Sweeney was the lead investigator on another recent, practice-changing study presented at ASCO two years ago, called the CHAARTED trial.  It found that for men who have metastatic cancer that responds to ADT (this is called hormone-sensitive prostate cancer), adding docetaxel to ADT extended the average survival from three years to nearly five.  These results were huge – but Sweeney is even more excited about the results of the LATITUDE study and similar findings from the UK-led STAMPEDE trial, also presented at this year’s conference.

“The benefit we saw in CHAARTED was mainly in men who have a higher burden of disease,” notes Sweeney.  “Men with a lower burden of disease lived quite a long while anyway, on average six to eight years,” with some men living much longer.   “Clearly, all patients need better therapies, but men who had an average survival of three years needed help the most.  We showed in that group that docetaxel extends survival – but the side effects make it difficult for some men to take it.”  Men who are frail, who have other health problems, or who are elderly do not tolerate docetaxel very well.

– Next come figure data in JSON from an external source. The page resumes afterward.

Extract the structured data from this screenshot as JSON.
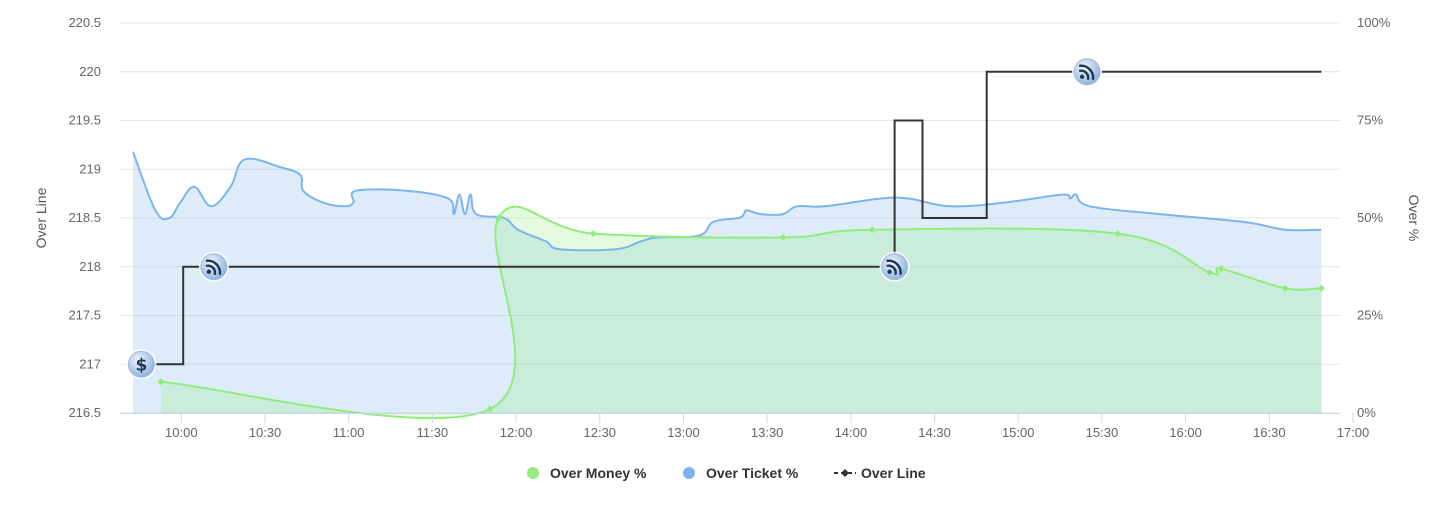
{
  "chart_data": {
    "type": "line",
    "left_axis": {
      "title": "Over Line",
      "min": 216.5,
      "max": 220.5,
      "ticks": [
        "216.5",
        "217",
        "217.5",
        "218",
        "218.5",
        "219",
        "219.5",
        "220",
        "220.5"
      ]
    },
    "right_axis": {
      "title": "Over %",
      "min": 0,
      "max": 100,
      "ticks": [
        "0%",
        "25%",
        "50%",
        "75%",
        "100%"
      ]
    },
    "x_axis": {
      "min": "09:52",
      "max": "17:00",
      "ticks": [
        "10:00",
        "10:30",
        "11:00",
        "11:30",
        "12:00",
        "12:30",
        "13:00",
        "13:30",
        "14:00",
        "14:30",
        "15:00",
        "15:30",
        "16:00",
        "16:30",
        "17:00"
      ]
    },
    "grid": true,
    "legend_position": "bottom-center",
    "legend": [
      "Over Money %",
      "Over Ticket %",
      "Over Line"
    ],
    "series": [
      {
        "name": "Over Money %",
        "axis": "right",
        "type": "area",
        "color": "#90ed7d",
        "points": [
          [
            "10:02",
            8
          ],
          [
            "12:00",
            1
          ],
          [
            "12:03",
            50
          ],
          [
            "12:37",
            46
          ],
          [
            "13:45",
            45
          ],
          [
            "14:17",
            47
          ],
          [
            "15:45",
            46
          ],
          [
            "16:18",
            36
          ],
          [
            "16:22",
            37
          ],
          [
            "16:45",
            32
          ],
          [
            "16:58",
            32
          ]
        ]
      },
      {
        "name": "Over Ticket %",
        "axis": "right",
        "type": "area",
        "color": "#7cb5ec",
        "points": [
          [
            "09:52",
            67
          ],
          [
            "10:00",
            52
          ],
          [
            "10:05",
            50
          ],
          [
            "10:09",
            54
          ],
          [
            "10:14",
            58
          ],
          [
            "10:20",
            53
          ],
          [
            "10:27",
            58
          ],
          [
            "10:32",
            65
          ],
          [
            "10:45",
            63
          ],
          [
            "10:52",
            61
          ],
          [
            "10:53",
            57
          ],
          [
            "11:00",
            54
          ],
          [
            "11:08",
            53
          ],
          [
            "11:11",
            54
          ],
          [
            "11:12",
            57
          ],
          [
            "11:30",
            57
          ],
          [
            "11:45",
            55
          ],
          [
            "11:47",
            51
          ],
          [
            "11:49",
            56
          ],
          [
            "11:51",
            51
          ],
          [
            "11:53",
            56
          ],
          [
            "11:55",
            51
          ],
          [
            "12:05",
            50
          ],
          [
            "12:10",
            47
          ],
          [
            "12:20",
            44
          ],
          [
            "12:25",
            42
          ],
          [
            "12:45",
            42
          ],
          [
            "12:54",
            44
          ],
          [
            "13:00",
            45
          ],
          [
            "13:15",
            45.5
          ],
          [
            "13:20",
            49
          ],
          [
            "13:29",
            50
          ],
          [
            "13:31",
            51
          ],
          [
            "13:32",
            52
          ],
          [
            "13:37",
            51
          ],
          [
            "13:45",
            51
          ],
          [
            "13:50",
            53
          ],
          [
            "14:00",
            53
          ],
          [
            "14:20",
            55
          ],
          [
            "14:30",
            55
          ],
          [
            "14:45",
            53
          ],
          [
            "15:05",
            54
          ],
          [
            "15:25",
            56
          ],
          [
            "15:28",
            55
          ],
          [
            "15:30",
            56
          ],
          [
            "15:35",
            53
          ],
          [
            "16:00",
            51
          ],
          [
            "16:30",
            49
          ],
          [
            "16:45",
            47
          ],
          [
            "16:58",
            47
          ]
        ]
      },
      {
        "name": "Over Line",
        "axis": "left",
        "type": "step",
        "color": "#333333",
        "points": [
          [
            "09:53",
            217
          ],
          [
            "10:10",
            217
          ],
          [
            "10:10",
            218
          ],
          [
            "14:25",
            218
          ],
          [
            "14:25",
            219.5
          ],
          [
            "14:35",
            219.5
          ],
          [
            "14:35",
            218.5
          ],
          [
            "14:58",
            218.5
          ],
          [
            "14:58",
            220
          ],
          [
            "16:58",
            220
          ]
        ]
      }
    ],
    "markers": [
      {
        "icon": "dollar-icon",
        "symbol": "$",
        "time": "09:55",
        "value": 217
      },
      {
        "icon": "wifi-feed-icon",
        "time": "10:21",
        "value": 218
      },
      {
        "icon": "wifi-feed-icon",
        "time": "14:25",
        "value": 218
      },
      {
        "icon": "wifi-feed-icon",
        "time": "15:34",
        "value": 220
      }
    ]
  }
}
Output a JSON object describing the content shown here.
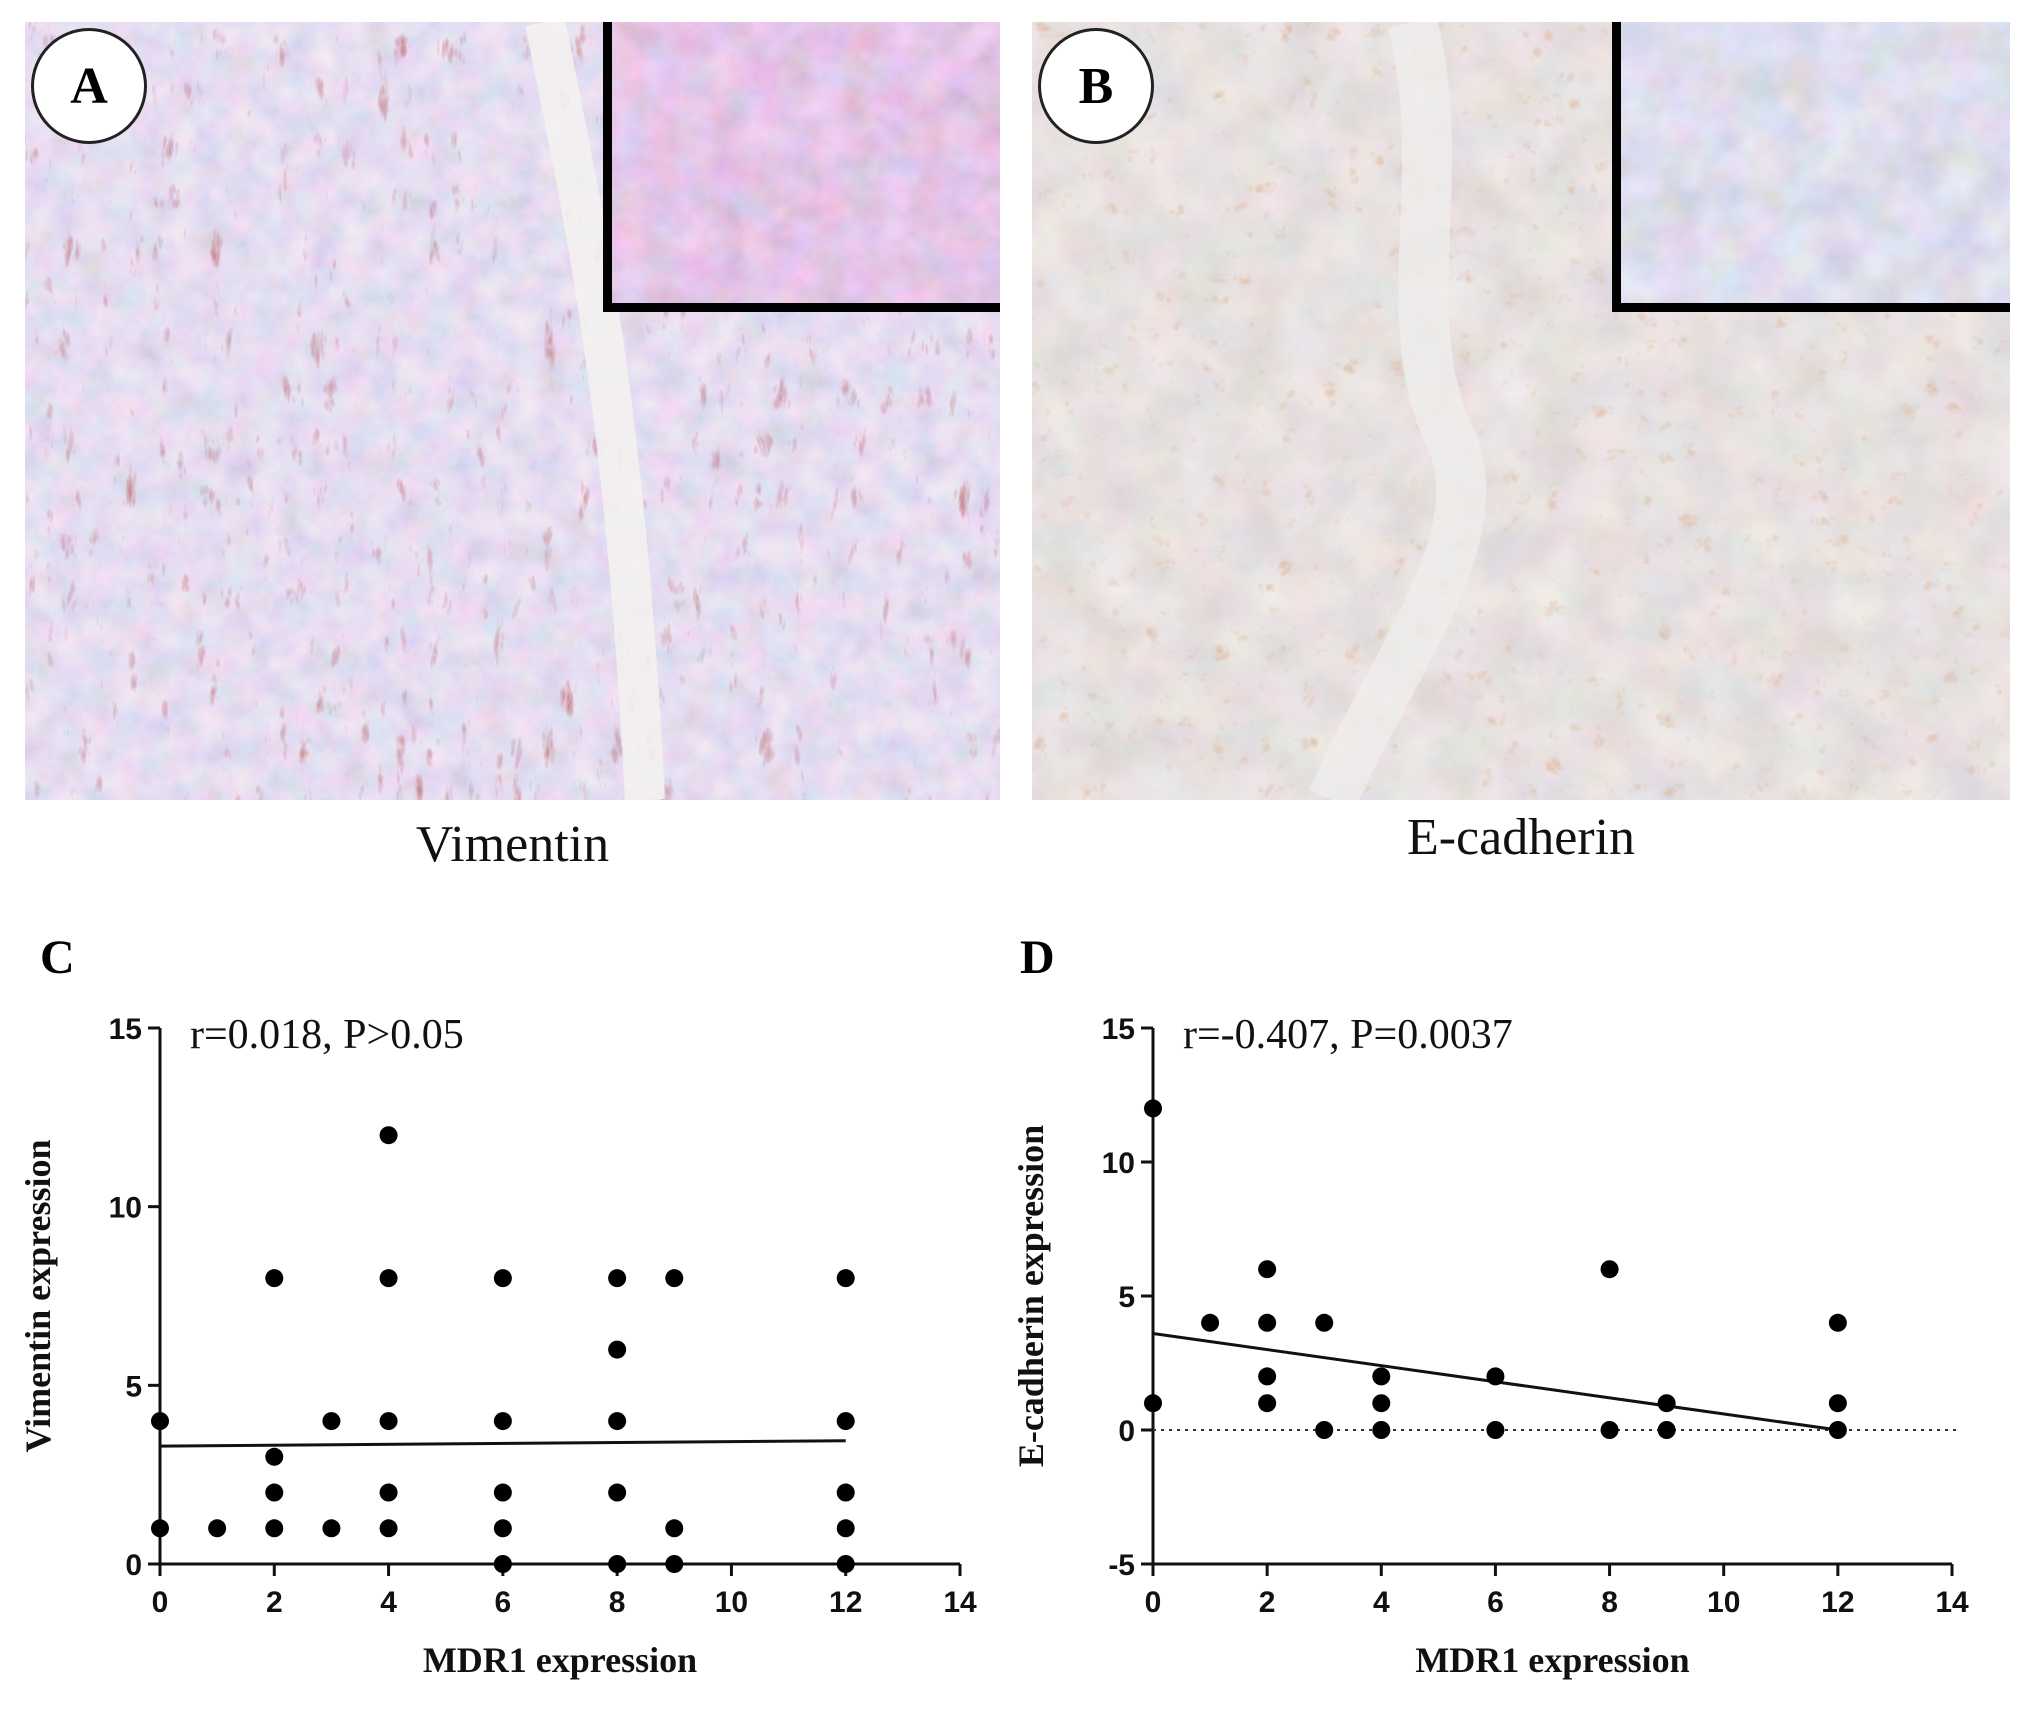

LATITUDE began in 2012 and recruited about 1,200 patients from more than 200 medical centers worldwide until 2014; the average age of the men in the study is 68.  Men were randomly assigned either to ADT and abiraterone plus prednisone, or ADT alone with a placebo.

These results are so new that it will take a while for them to ripple out from the epicenter – the ASCO meeting – throughout medical oncology.  This means that many doctors don’t yet know about the benefits of starting abiraterone along with ADT.

It also means, unfortunately, that most insurance companies do not realize that this is going to be the new standard of care.  They may not want to pay for abiraterone, and that’s a problem, because the drug, Zytiga, made by Janssen, is not cheap.  It costs $9,000 a month; however, a generic form of abiraterone is expected to come on the market within the next two years.